WORLD
U.S. Faces Downgrade in 2013 Without Budget Deal, Moody`s Warns
Baku, May 21 (AZERTAC). U.S. policy makers must address debt loads projected to rise later this decade to avoid a 2013 downgrade, even as the latest budget projections are “credit positive,” according to Moody`s Investors Service.
The U.S. budget deficit will drop to $378 billion in 2015 from a record $1.4 trillion in 2009, according Congressional Budget Office data. The federal government will post an $642 billion deficit this year, the first time in five years that the shortfall has been less than $1 trillion.
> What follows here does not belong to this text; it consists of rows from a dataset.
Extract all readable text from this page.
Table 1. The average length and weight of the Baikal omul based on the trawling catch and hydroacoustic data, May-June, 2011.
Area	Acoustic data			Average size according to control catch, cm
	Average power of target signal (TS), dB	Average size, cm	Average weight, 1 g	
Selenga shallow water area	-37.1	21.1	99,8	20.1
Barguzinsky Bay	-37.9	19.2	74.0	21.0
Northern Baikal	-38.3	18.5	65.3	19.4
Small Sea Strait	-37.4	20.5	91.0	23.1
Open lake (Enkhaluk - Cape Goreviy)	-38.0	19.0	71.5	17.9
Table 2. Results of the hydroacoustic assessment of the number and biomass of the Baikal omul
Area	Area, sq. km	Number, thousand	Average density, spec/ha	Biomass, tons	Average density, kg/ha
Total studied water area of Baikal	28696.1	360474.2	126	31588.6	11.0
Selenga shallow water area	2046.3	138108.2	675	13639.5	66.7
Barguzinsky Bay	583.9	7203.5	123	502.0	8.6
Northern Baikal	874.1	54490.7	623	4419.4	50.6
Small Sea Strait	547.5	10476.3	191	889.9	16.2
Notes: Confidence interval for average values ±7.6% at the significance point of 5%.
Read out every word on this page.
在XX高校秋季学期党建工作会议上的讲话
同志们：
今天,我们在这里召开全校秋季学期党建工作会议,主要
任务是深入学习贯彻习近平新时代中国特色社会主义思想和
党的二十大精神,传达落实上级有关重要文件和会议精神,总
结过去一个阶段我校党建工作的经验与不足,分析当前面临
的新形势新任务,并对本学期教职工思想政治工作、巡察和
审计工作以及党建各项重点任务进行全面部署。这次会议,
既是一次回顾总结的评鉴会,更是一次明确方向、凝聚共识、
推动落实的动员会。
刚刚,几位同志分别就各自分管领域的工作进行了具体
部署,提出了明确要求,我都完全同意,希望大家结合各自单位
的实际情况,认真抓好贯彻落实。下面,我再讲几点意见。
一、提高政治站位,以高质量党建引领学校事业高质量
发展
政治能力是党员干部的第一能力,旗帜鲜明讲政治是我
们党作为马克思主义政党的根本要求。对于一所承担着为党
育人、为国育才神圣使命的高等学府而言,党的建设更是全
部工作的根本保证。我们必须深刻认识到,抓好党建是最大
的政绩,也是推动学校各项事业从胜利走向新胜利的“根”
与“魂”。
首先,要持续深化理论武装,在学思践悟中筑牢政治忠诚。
Moody’s said Sept. 11 that the U.S.`s top Aaa rating would likely be cut to Aa1 if an agreement on the debt ratio isn`t reached.
While projections from the non-partisan budget office forecast the ratio of U.S. debt to gross-domestic-product declining to less than 71 percent by fiscal year 2018, the CBO forecasts the measure will increase “thereafter, pointing to the uncertain long-term outlook if reform of entitlement programs does not take place at some point,” Moody`s said today in a report.
President Barack Obama sent a $3.8 trillion budget to Congress in April calling for more tax revenue and slower growth for Social Security benefits. The House passed a plan that balances the U.S. budget by fiscal 2023 without raising taxes.
Downgrades don`t necessarily correspond to higher borrowing costs.
Yields on sovereign securities moved in the opposite direction from what ratings suggested in 53 percent of 32 upgrades, downgrades and changes in credit outlook last year, according to data compiled by Bloomberg published in December on Moody`s and Standard & Poor`s grades.
S&P, the world`s largest credit rater, cut the U.S. ranking to AA+ from AAA in August 2011, contributing to a global stock-market rout and sending yields (USGG10YR) on Treasury bonds to record lows rather than driving up rates. Yields on 10-year Treasuries dropped 0.74 percentage point in the seven weeks following the downgrade to a then-record 1.67 percent. The yield stood at 1.97 percent today. Moody`s is the second-biggest credit rater.
Political wrangling over raising the U.S. debt limit was among the reasons S&P downgraded the U.S. in 2011. Hess said the debt ceiling will likely be raised to avoid a default.